简体   繁体   English

Windows服务器上的PHP7 UTF-8文件名,由ZipArchive引起的新现象

[英]PHP7 UTF-8 filenames on Windows server, new phenomenon caused by ZipArchive

Update: 更新:

Preparing a bug report to the great people that make PHP 7 possible I revised my research once more and tried to melt it down to a few simple lines of code. 准备一个错误报告给那些使PHP 7成为可能的伟大人物我再次修改了我的研究,并试图将其简化为几行简单的代码。 While doing this I found that PHP itself is not the cause of the problem. 在这样做时,我发现PHP本身不是问题的原因。 I will share my results here when I'm done. 我完成后,我会在这里分享我的结果。 Just so you know and don't possibly waste your time or something :) 只是你知道,不要浪费你的时间或东西:)


Synopsis: PHP7 now seems able to write UTF-8 filenames but is unable to access them? 概要:PHP7现在似乎能够编写UTF-8文件名但无法访问它们?

Preamble: I read about 10-15 articles here touching the subject but they did not help me solve the problem and they all are older than the PHP7 release. 序言:我在这里阅读了大约10-15篇文章,但是它们并没有帮助我解决问题,而且它们都比PHP7版本更早。 It seems to me that this is probably a new issue and I wonder if it might be a bug. 在我看来,这可能是一个新问题,我想知道它是否可能是一个错误。 I spent a lot of time experimenting with en-/decoding of the strings and trying to figure out a way to make it work - to no avail. 我花了很多时间尝试对字符串进行解码和解码,并试图找到一种方法使其工作 - 无济于事。

Good day everybody and greetings from Germany (insert shy not-my-native-language-remark here), I hope you can help me out with this new phenomenon I encountered. 大家好日子和来自德国的问候(在这里插入害羞的非母语 - 评论),我希望你能帮助我解决我遇到的这种新现象。 It seems to be "new" in the sense that it came with PHP 7. 从PHP 7开始,它似乎是“新的”。

I think most people working with PHP on a Windows system are very familiar with the problem of filenames and the transparent wrapper of PHP that manages access to files that have non-ASCII filenames (or windows-1252 or whatever is the system code page). 我认为大多数在Windows系统上使用PHP的人都非常熟悉文件名的问题以及PHP的透明包装,它管理对具有非ASCII文件名(或windows-1252或任何系统代码页)的文件的访问。

I'm not quite sure how to approach the subject and as you can see I'm not very experienced in composing questions so please don't rip my head off instantly. 我不太确定如何处理这个问题,因为你可以看到我在编写问题方面不是很有经验,所以请不要立刻扯掉我的头。 And yes I will strive to keep it short. 是的,我会努力保持简短。 Here we go: 开始了:

First symptom: after updating to PHP7 I sometimes encountered problems with accessing files generated by my software. 第一个症状:更新到PHP7后,我有时会遇到访问我的软件生成的文件的问题。 Sometimes it worked as usual, sometimes not. 有时它照常工作,有时不工作。 I found out the difference was that PHP7 now seems able to write UTF-8 filenames but is unable to access files with those names. 我发现不同之处在于PHP7现在似乎能够编写UTF-8文件名但无法访问具有这些名称的文件。
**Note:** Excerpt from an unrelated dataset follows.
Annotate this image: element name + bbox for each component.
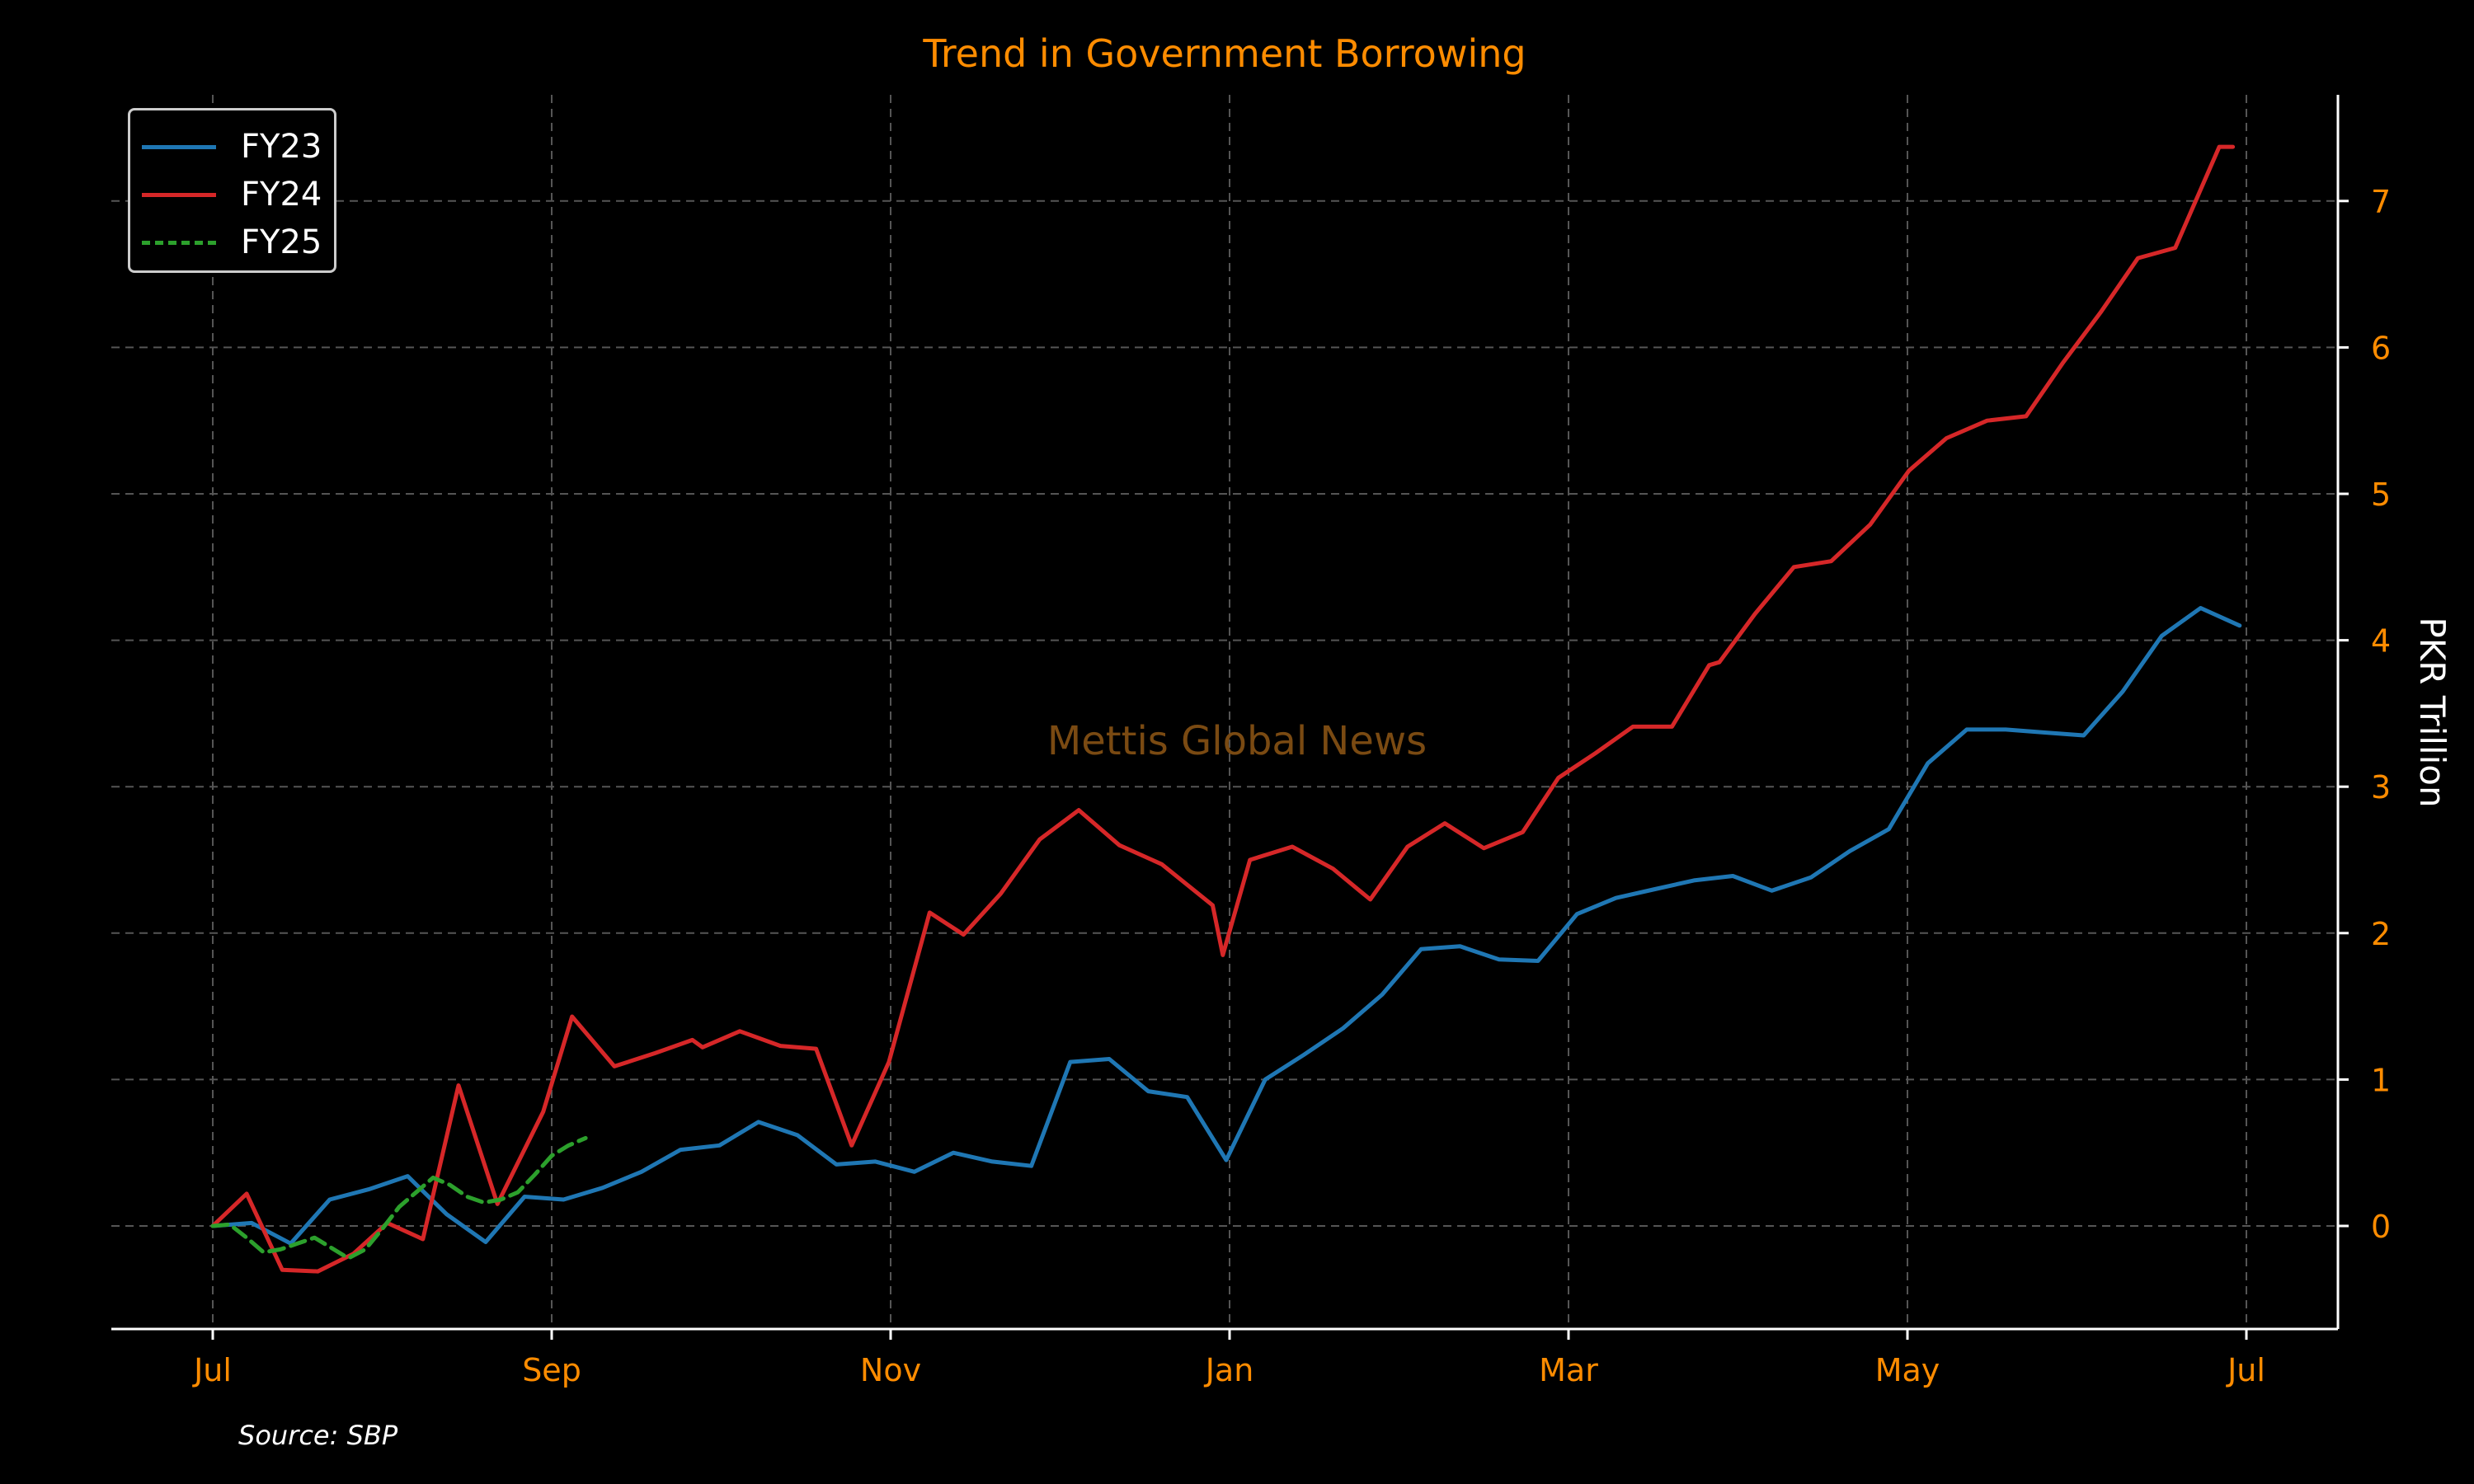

After generating said files on two separate "identical" systems (differing only in the PHP version) this is how the files are named on the hard drive: 在两个独立的“相同”系统上生成所述文件后(仅在PHP版本中有所不同),这就是在硬盘驱动器上命名文件的方式:

PHP 5.5: Lokaltest_KG_æ¼¢å—_汉å—_Krümhold-DEZ1604-140081-complete.zip PHP 5.5:Lokaltest_KG_æ¼¢å-_汉-_Krümhold-DEZ1604-140081-complete.zip

PHP 7: Lokaltest_KG_漢字_汉字_Krümhold-DEZ1604-140081-complete.zip PHP 7:Lokaltest_KG_汉字_汉字_Krümhold-DEZ1604-140081-complete.zip

Splendid, PHP 7 is capable of writing unicode-filenames on the HDD, and UTF-16 is used on windows afaik. Splendid,PHP 7能够在HDD上编写unicode文件名,而UTF-16则在Windows上使用。 Now the downside is that when I try to access those files for example with is_file() PHP 5.5 works but PHP 7 does not. 现在的缺点是,当我尝试访问这些文件时,例如使用is_file() PHP 5.5可以正常工作,但PHP 7却没有。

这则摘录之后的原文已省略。